I don’t remember the date. Oh, I should remember the date. Was it St. Patrick’s Day? The details of the date are so obscure now, but that Monday, itself, is far from obscure.
It was the year 2008 and it was the day that the great company, a seeming pillar to the essence of life on Wall Street, ceased to exist. Oh, I know, I am probably giving Bear Stearns more credit than they deserve, as far as historical significance (did I just use the word, “historical” in reference to Bear Stearns?!), but isn’t this similar to an artist, when they die, and their art because even more beautiful when the loss of the artist is fully realized? Just think about the loss of Whitney Houston, recently, and you know what I mean, about an emphasis on loss! Similarly, when I found out my aunt died, I realized I should have called her more often. That is our human nature and we tend to mourn our losses, sometimes more than we appreciate them when they are not a loss.
I realize that Bear Stearns was not a personal as the death of my aunt, and they didn’t hit the core of my soul in the way that Whitney Houston did, with her music and her very self, however, it was personal, and that day was, nonetheless, significant in the fiber of the tapestry called life, being very real.
2012 and the DJIA 13000
I was so excited last week, when the Dow Jones industrial Average (DJIA) peaked above 13000. I know, it wasn’t much, but it was significant and it was the first time since 2008, and, well, I felt like a high school cheerleader over the whole thing! That event got me got me reminiscing about the years since and the year 2008.
A Bleak 2008 Morning
That morning, I came into work as normal, sat down, ready to meet the day, ready for the market to open. It wasn’t very long before the buzz was through the office. Being in Los Angeles, the traders were rearing to go and ready for the market open in New York, but it wasn’t like the office was full, yet, that early in the morning. It was a surreal moment when you could almost hear a pin drop, yet it seemed to scream loudly in the ear, “Bear Stearns is gone!”
Just the week before, I had called up a friend of mine at Bear Stearns and we were going to get together for lunch. Oh, we had it on our calendar every week but it seemed that both of us were always so busy that we would put it off for the next week and when we did hook up for lunch it seemed to be a trip to the Farmer’s Market, on the designated day when they set up in the area, and eating lunch as we walked back to the office. We were only a couple of floors apart in this building. Our company had a lot of connections with Bear Stearns, as our custodian, and it seemed like we were a younger sibling. So, that morning, of all things that popped into my head, I thought about my friend and our lunch date!

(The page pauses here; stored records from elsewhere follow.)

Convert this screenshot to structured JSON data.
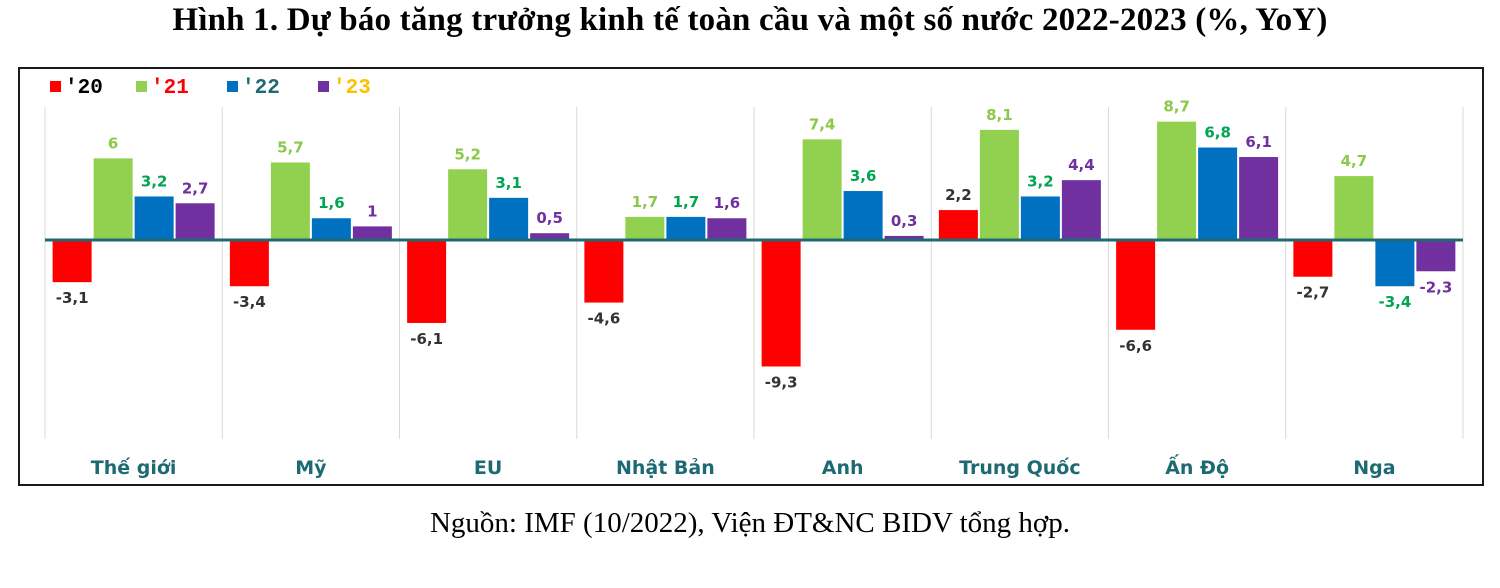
{
  "title": "Hình 1. Dự báo tăng trưởng kinh tế toàn cầu và một số nước 2022-2023 (%, YoY)",
  "source": "Nguồn: IMF (10/2022), Viện ĐT&NC BIDV tổng hợp.",
  "chart_data": {
    "type": "bar",
    "categories": [
      "Thế giới",
      "Mỹ",
      "EU",
      "Nhật Bản",
      "Anh",
      "Trung Quốc",
      "Ấn Độ",
      "Nga"
    ],
    "series": [
      {
        "name": "'20",
        "color": "#ff0000",
        "label_color": "#333333",
        "legend_text_color": "#000000",
        "values": [
          -3.1,
          -3.4,
          -6.1,
          -4.6,
          -9.3,
          2.2,
          -6.6,
          -2.7
        ],
        "labels": [
          "-3,1",
          "-3,4",
          "-6,1",
          "-4,6",
          "-9,3",
          "2,2",
          "-6,6",
          "-2,7"
        ]
      },
      {
        "name": "'21",
        "color": "#92d050",
        "label_color": "#8cc84b",
        "legend_text_color": "#ff0000",
        "values": [
          6,
          5.7,
          5.2,
          1.7,
          7.4,
          8.1,
          8.7,
          4.7
        ],
        "labels": [
          "6",
          "5,7",
          "5,2",
          "1,7",
          "7,4",
          "8,1",
          "8,7",
          "4,7"
        ]
      },
      {
        "name": "'22",
        "color": "#0070c0",
        "label_color": "#00a550",
        "legend_text_color": "#1e6a73",
        "values": [
          3.2,
          1.6,
          3.1,
          1.7,
          3.6,
          3.2,
          6.8,
          -3.4
        ],
        "labels": [
          "3,2",
          "1,6",
          "3,1",
          "1,7",
          "3,6",
          "3,2",
          "6,8",
          "-3,4"
        ]
      },
      {
        "name": "'23",
        "color": "#7030a0",
        "label_color": "#7030a0",
        "legend_text_color": "#ffc000",
        "values": [
          2.7,
          1,
          0.5,
          1.6,
          0.3,
          4.4,
          6.1,
          -2.3
        ],
        "labels": [
          "2,7",
          "1",
          "0,5",
          "1,6",
          "0,3",
          "4,4",
          "6,1",
          "-2,3"
        ]
      }
    ],
    "ylim": [
      -10.5,
      9.5
    ],
    "zero_line_color": "#1e6a73",
    "category_label_color": "#1e6a73",
    "legend_position": "top-left"
  }
}
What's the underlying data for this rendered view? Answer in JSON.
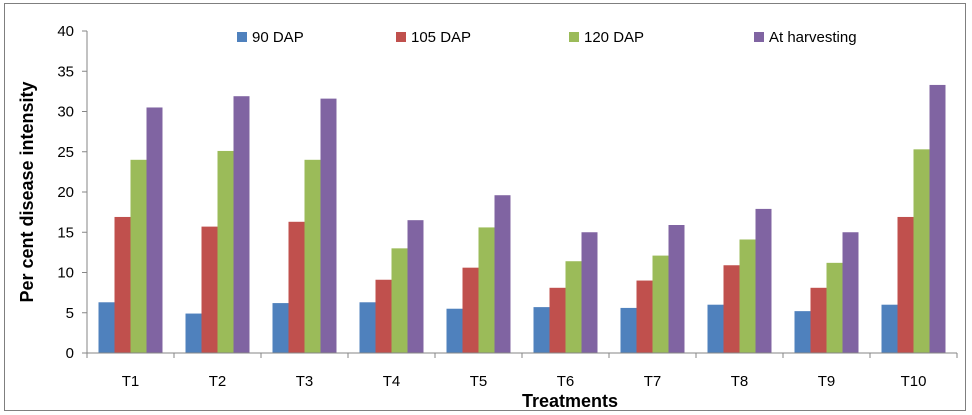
{
  "chart_data": {
    "type": "bar",
    "title": "",
    "xlabel": "Treatments",
    "ylabel": "Per cent disease intensity",
    "ylim": [
      0,
      40
    ],
    "yticks": [
      0,
      5,
      10,
      15,
      20,
      25,
      30,
      35,
      40
    ],
    "grid": false,
    "legend_position": "top",
    "categories": [
      "T1",
      "T2",
      "T3",
      "T4",
      "T5",
      "T6",
      "T7",
      "T8",
      "T9",
      "T10"
    ],
    "series": [
      {
        "name": "90 DAP",
        "color": "#4f81bd",
        "values": [
          6.3,
          4.9,
          6.2,
          6.3,
          5.5,
          5.7,
          5.6,
          6.0,
          5.2,
          6.0
        ]
      },
      {
        "name": "105 DAP",
        "color": "#c0504d",
        "values": [
          16.9,
          15.7,
          16.3,
          9.1,
          10.6,
          8.1,
          9.0,
          10.9,
          8.1,
          16.9
        ]
      },
      {
        "name": "120 DAP",
        "color": "#9bbb59",
        "values": [
          24.0,
          25.1,
          24.0,
          13.0,
          15.6,
          11.4,
          12.1,
          14.1,
          11.2,
          25.3
        ]
      },
      {
        "name": "At harvesting",
        "color": "#8064a2",
        "values": [
          30.5,
          31.9,
          31.6,
          16.5,
          19.6,
          15.0,
          15.9,
          17.9,
          15.0,
          33.3
        ]
      }
    ]
  }
}
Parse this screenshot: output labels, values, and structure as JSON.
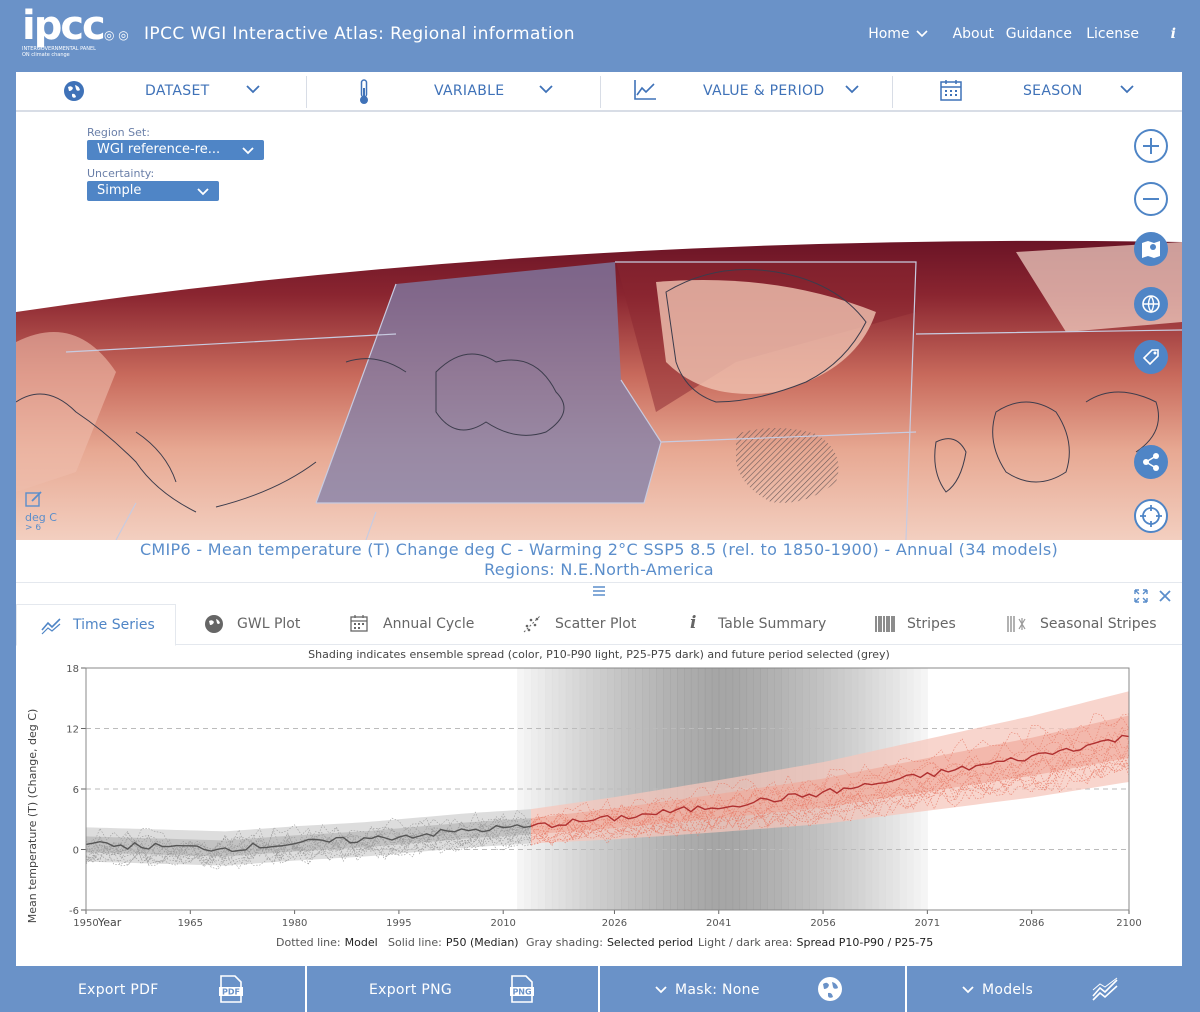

When the reality of what happened finally hit me, I called her up and realized that even she didn’t know the impending news when she left work that Friday before. Being in management at Bear Stearns, I would have thought that she would have had an inkling. That made the whole situation seem even more surreal and the “What is happening to us” foreboding feeling that comes with confusing news and the confusing times that wear about to beset us.
If we fast forward, we got a little accustomed to news like this, with the Lehman Brothers and other institutions and newsworthy events in the financial and economic arena. I guess you could say we became a little numb to it, notwithstanding a surge of emotion during the revelation of the Madoff Ponzi scheme. It seemed that all of us would breathe a sigh of relief that it “wasn’t us” each morning when market would open and hope that was still the case tomorrow.
Hope For the Future?
What about hope? What about the future? Well, time will tell. There certainly are different theories, but, looking back, there wasn’t much we could do to change it and, as they say, hindsight is always 20/20. But, I am a person with hope and like to think it can’t get much worse – can it?
Am I excited about the market improvements last week? You can better your bottom dollar! But, that feeling is tempered with memories (after I finish jumping for joy!)…
I will never forget the day that Bear Stearns took its last breath and we entered into uncertain times in our economy… I hope for a bright tomorrow.
I think it is great that the market MIGHT be shifting! But it is also hard to forget the pain of the past as you mentioned.
I think it is interesting that those who are responsible for the big derivatives scandal have escaped justice. They are allowed to make life hard on everyone else without paying for it. There must be a reason for that?
on the other hand, if you sit back too long, you miss the big gains that can come. Just like I did with AAPL the last two months. I missed on a $160 per share gain – It is almost depressing to think about! 🙂 But on the other hand, you have to think in terms of potentials and possibilities – there are many out there.
Love your attitude, David!
That is rough, seeing what “could have been,” but then, we can probably all come up with negative “could have beens,” as well, like you said, “in terms of potential and possibilities.”